Sweating miles on the elliptical, I started reading Minister Faust’s The Alchemists of Kush with my IPod pumping Xavier Naidoo’s Alles Kann Besser Werden—Everything Can Get Better. I read the whole novel that way. It is quite a visionary mix of righteous, hip hop-inflected, speculative adventure. Apocalyptic devastation is already upon us—don’t need to wait for the future to bring us that. In The Alchemists of Kush, Minister Faust weaves together the stories of two Sudanese boys, "separated by seven thousand years and connected by immortal truth." After their fathers are murdered in brutal civil war, the two boys struggle toward adulthood in exile, refugees from their own spirits. Minister Faust defines adulthood/manhood as the Brothers working through devastation and stepping up to turn us all into Gold. In a break-open-your-mind plot, his “hip hop” is power to the people rhyme, coming in the nick of time, offering a way out of no way. Old school and new school, talking in every tongue, Minister Faust writes a fight the empire/define your humanity/dance your spirit/conjure your world/ hip hop epic. All that and a laugh out loud page turner too!
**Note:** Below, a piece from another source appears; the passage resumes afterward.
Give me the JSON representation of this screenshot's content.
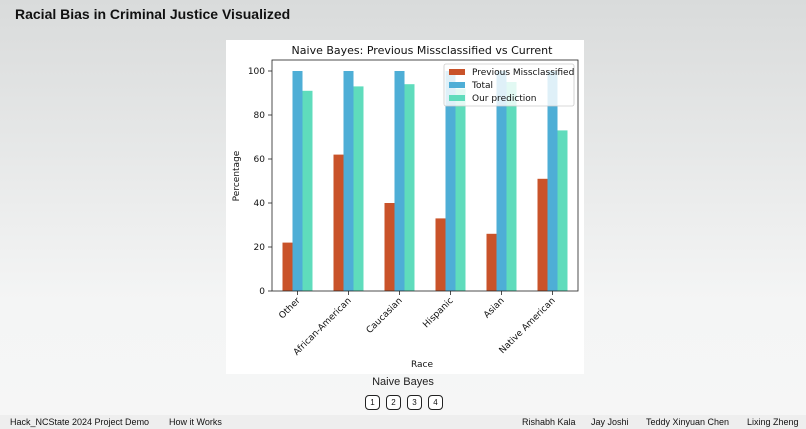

I enjoyed Minister Faust’s first book, The Coyote Kings of the Space Age Bachelor-Pad. The humor in his second book, From the Notebooks of Dr. Brain, missed my funny bone. But The Alchemists of Kush makes me want to gush. In the currently small community of speculative writers of color, a scary question comes up: can we afford to say the truth about one another? In The Alchemists of Kush, Minister Faust risks telling stories that threaten the empire-builders, that encourage us all to become agents of action. Such a novel demands a truthful response. I’ve been thinking we need prayers for right now. Advertizing jingles and gangsta rhymes split our souls, jangle our spirits a thousand times a day. Minister Faust is a technician of the scared, getting the geometry, the dance of our humanity into his words. Buy The Alchemists of Kush for yourself and a friend. Read it and then give it away. Give it away a lot.
If the book hits the Kindle Top 100 on launch day--June 15, 2011, Minister Faust will donate the first $500 of sales to the South Sudan Development Foundation's efforts to ship thousands of books (including the 300 he donated) to the Dr. John Garang Memorial University in South Sudan, which currently has no library.